À tarde, o deputado Vinícius Carvalho (PRB-SP), que presidiu a audiência, destacou que o serviço prestado pela empresa norte-americana não possui normatização legal e, por isso, a comissão deve tomar providências junto ao Ministério Público Federal. "O próprio deputado Celso Russomano motivou essa comissão a intervir junto ao Ministério Público Federal para que proíba o funcionamento do UBER em todo o território nacional".

Para o deputado Celso Russomano (PRB-SP), a empresa Uber opera de modo irregular segundo as leis tributárias brasileiras, já que não oferece opções de pagamento além do cartão de crédito, nem entrega nota fiscal ao consumidor.

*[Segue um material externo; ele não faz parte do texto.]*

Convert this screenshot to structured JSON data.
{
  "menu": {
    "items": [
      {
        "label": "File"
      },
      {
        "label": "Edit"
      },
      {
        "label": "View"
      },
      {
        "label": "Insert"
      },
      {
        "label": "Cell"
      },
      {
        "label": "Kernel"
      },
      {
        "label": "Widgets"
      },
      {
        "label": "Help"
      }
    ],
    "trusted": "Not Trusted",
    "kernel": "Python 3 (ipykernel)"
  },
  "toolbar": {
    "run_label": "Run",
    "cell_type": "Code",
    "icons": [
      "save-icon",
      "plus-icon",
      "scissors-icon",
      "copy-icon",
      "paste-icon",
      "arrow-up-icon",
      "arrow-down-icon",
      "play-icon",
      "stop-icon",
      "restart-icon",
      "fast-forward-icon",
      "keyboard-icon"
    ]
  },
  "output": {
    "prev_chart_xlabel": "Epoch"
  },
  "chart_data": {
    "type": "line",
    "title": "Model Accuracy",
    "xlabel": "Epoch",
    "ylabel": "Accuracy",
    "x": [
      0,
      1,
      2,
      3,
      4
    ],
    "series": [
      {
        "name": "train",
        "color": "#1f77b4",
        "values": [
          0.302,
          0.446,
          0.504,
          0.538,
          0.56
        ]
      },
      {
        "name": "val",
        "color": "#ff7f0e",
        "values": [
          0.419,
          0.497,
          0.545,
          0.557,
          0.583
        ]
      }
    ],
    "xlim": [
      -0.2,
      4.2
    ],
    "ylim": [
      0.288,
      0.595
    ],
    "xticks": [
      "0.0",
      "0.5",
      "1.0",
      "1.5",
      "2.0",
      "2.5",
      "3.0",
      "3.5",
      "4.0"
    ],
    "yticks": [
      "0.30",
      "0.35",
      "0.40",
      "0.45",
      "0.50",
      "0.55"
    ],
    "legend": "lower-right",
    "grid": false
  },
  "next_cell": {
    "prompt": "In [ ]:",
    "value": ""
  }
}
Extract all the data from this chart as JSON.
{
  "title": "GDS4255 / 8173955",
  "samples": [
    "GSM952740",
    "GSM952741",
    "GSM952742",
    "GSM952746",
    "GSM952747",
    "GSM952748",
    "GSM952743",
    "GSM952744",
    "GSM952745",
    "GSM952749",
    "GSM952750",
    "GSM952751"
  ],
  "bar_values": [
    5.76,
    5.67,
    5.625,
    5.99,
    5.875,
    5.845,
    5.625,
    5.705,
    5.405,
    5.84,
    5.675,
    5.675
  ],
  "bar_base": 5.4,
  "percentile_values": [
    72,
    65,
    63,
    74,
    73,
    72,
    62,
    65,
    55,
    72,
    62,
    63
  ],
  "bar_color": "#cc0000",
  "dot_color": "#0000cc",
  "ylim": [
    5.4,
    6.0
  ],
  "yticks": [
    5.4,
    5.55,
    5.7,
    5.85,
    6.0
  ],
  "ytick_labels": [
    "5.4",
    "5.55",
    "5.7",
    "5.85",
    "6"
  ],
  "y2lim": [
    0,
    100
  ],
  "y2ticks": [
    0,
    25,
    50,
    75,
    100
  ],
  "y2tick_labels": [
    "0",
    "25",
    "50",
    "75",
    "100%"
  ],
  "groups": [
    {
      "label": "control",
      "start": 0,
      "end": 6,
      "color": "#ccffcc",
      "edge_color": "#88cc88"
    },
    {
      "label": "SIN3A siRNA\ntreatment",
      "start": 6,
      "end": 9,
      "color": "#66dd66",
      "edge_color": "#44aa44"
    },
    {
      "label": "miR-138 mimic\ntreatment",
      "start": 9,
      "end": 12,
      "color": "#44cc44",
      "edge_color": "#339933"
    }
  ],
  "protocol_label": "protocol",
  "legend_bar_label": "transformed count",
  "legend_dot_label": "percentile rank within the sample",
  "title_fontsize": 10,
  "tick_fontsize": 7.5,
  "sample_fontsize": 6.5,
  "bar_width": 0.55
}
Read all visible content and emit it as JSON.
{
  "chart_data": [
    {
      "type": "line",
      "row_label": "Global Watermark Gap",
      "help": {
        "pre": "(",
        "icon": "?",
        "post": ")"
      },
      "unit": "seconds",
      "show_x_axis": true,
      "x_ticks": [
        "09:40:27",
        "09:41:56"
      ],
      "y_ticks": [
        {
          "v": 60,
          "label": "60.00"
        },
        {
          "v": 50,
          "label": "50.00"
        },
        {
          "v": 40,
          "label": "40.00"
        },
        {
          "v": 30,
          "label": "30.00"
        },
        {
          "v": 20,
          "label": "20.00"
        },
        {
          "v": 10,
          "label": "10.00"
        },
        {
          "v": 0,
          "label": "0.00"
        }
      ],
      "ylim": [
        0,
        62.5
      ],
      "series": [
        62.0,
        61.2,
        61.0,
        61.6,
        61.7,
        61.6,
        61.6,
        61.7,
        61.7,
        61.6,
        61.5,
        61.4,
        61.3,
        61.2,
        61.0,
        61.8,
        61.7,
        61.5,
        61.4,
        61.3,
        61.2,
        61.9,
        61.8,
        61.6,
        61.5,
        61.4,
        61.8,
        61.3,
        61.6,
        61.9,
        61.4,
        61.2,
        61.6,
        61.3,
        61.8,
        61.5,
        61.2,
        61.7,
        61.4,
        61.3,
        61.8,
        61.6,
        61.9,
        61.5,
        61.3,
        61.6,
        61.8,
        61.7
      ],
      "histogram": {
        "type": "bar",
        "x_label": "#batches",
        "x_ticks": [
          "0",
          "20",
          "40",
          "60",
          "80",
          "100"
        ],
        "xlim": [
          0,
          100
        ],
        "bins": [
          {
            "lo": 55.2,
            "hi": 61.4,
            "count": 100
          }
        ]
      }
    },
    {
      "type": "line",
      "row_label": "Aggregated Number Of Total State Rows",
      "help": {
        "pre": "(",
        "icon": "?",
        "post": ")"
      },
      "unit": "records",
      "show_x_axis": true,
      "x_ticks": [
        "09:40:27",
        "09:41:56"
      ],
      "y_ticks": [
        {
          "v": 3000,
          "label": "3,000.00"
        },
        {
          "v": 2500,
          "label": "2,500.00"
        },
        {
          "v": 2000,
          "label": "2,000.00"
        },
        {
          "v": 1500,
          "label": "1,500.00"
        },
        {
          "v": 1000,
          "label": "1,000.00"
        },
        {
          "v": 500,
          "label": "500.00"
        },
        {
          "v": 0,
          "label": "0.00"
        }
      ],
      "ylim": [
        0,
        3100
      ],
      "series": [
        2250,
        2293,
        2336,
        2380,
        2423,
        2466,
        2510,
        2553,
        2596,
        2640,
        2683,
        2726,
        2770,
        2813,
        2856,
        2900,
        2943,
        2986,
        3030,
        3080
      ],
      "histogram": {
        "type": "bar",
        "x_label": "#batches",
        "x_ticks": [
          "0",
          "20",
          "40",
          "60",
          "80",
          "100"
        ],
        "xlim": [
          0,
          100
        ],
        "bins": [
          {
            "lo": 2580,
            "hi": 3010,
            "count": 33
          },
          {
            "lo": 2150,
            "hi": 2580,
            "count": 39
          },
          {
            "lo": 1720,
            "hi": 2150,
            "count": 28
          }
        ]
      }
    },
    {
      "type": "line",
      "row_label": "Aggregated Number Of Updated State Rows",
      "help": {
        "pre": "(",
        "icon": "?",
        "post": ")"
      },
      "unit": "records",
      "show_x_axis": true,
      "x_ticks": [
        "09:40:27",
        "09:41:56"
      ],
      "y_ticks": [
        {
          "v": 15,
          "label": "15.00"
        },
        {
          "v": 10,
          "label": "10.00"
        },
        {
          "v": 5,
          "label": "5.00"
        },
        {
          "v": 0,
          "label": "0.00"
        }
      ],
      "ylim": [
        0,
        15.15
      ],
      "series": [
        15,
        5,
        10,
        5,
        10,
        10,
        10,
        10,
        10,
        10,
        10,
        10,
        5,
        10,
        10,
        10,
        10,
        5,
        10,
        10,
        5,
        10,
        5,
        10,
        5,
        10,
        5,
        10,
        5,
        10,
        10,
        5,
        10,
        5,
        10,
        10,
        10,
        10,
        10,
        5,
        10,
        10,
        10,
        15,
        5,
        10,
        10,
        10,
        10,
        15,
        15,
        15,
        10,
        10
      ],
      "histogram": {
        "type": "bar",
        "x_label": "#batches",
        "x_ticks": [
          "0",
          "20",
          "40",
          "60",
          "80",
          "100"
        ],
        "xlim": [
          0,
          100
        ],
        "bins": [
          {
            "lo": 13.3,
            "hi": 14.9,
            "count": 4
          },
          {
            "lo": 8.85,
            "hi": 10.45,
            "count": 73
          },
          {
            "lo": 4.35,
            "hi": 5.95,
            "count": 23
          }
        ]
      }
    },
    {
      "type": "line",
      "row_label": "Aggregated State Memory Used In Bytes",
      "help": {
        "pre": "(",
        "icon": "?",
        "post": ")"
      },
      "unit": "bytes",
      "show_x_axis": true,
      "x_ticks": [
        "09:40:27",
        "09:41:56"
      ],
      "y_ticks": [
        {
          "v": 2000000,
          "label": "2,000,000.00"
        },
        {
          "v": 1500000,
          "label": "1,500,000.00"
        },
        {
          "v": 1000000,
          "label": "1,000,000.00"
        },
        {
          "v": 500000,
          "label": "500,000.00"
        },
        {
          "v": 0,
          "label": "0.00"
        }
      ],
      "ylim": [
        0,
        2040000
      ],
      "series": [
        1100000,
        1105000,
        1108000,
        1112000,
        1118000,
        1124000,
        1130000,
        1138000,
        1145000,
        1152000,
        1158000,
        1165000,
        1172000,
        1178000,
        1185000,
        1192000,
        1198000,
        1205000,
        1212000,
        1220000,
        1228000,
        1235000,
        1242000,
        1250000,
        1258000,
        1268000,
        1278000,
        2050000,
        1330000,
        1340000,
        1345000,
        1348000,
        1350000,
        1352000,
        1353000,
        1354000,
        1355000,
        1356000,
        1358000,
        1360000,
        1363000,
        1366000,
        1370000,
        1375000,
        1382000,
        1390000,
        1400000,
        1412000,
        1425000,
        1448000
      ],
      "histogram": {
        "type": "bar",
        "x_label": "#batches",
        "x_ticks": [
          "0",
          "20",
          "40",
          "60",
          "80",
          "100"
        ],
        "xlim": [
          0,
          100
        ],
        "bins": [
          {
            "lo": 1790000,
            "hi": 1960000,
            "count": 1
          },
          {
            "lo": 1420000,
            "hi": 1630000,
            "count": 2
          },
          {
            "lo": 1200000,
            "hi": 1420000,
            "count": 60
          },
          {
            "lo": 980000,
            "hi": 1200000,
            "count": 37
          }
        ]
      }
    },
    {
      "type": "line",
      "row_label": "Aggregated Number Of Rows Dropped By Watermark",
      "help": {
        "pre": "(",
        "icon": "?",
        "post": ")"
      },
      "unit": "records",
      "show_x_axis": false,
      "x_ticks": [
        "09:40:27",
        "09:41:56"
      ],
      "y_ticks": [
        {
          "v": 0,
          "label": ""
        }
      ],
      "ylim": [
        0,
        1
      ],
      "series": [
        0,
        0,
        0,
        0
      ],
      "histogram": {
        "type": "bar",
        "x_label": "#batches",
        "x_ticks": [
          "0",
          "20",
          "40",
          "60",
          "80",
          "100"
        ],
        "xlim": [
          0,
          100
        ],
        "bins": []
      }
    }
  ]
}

O Presidente da Associação Brasileira das Associações e Cooperativas de Motoristas de Taxi (ABRACOMTAXI), Edmilson Americano, declarou que a empresa tem de ser banida do Brasil, pois a lei de mobilidade urbana (Lei 12.587/12) garante o direito dos taxistas. "A lei da mobilidade urbana também fala claramente, nas definições de serviço, que transporte de passageiro remunerado é feito por táxi, e da mesma forma prevê a lei que regulamenta a profissão de taxista [Lei 12.468/11]".

Regulamentação

Já o coordenador do Grupo de Trabalho de Tecnologias da Informação e da Comunicação do MPF, Carlos Bruno da Silva, destacou vantagens do serviço de táxi, como a qualidade, a segurança e o preço assegurados pelo Poder Público. Entretanto, Silva ponderou que o art. 170 da Constituição Federal, parágrafo único, garante o livre exercício de qualquer atividade econômica, independentemente de autorização de órgãos públicos, salvo nos casos previstos em lei.

Ele complementou dizendo que os serviços oferecidos pela empresa norte-americana Uber, ou similares, são passíveis de regulamentação. "O que o Ministério Público entende é que pode haver uma regulamentação que não canibalize o serviço de táxi. Uma regulamentação que favoreça o transporte coletivo de passageiros, sem desvalorizar o transporte público individual de passageiro, que é o táxi".

O Uber é uma empresa multinacional, sediada nos Estados Unidos, e usa como plataforma um aplicativo de celular para conectar passageiros e motoristas particulares pré-cadastrados. O Uber já é utilizado em 55 países, mas tem causado polêmica ao redor do mundo, inclusive no Brasil, isso porque os taxistas, legalmente autorizados pelo Poder Público, entendem que o serviço é irregular e que faz concorrência desleal com a categoria.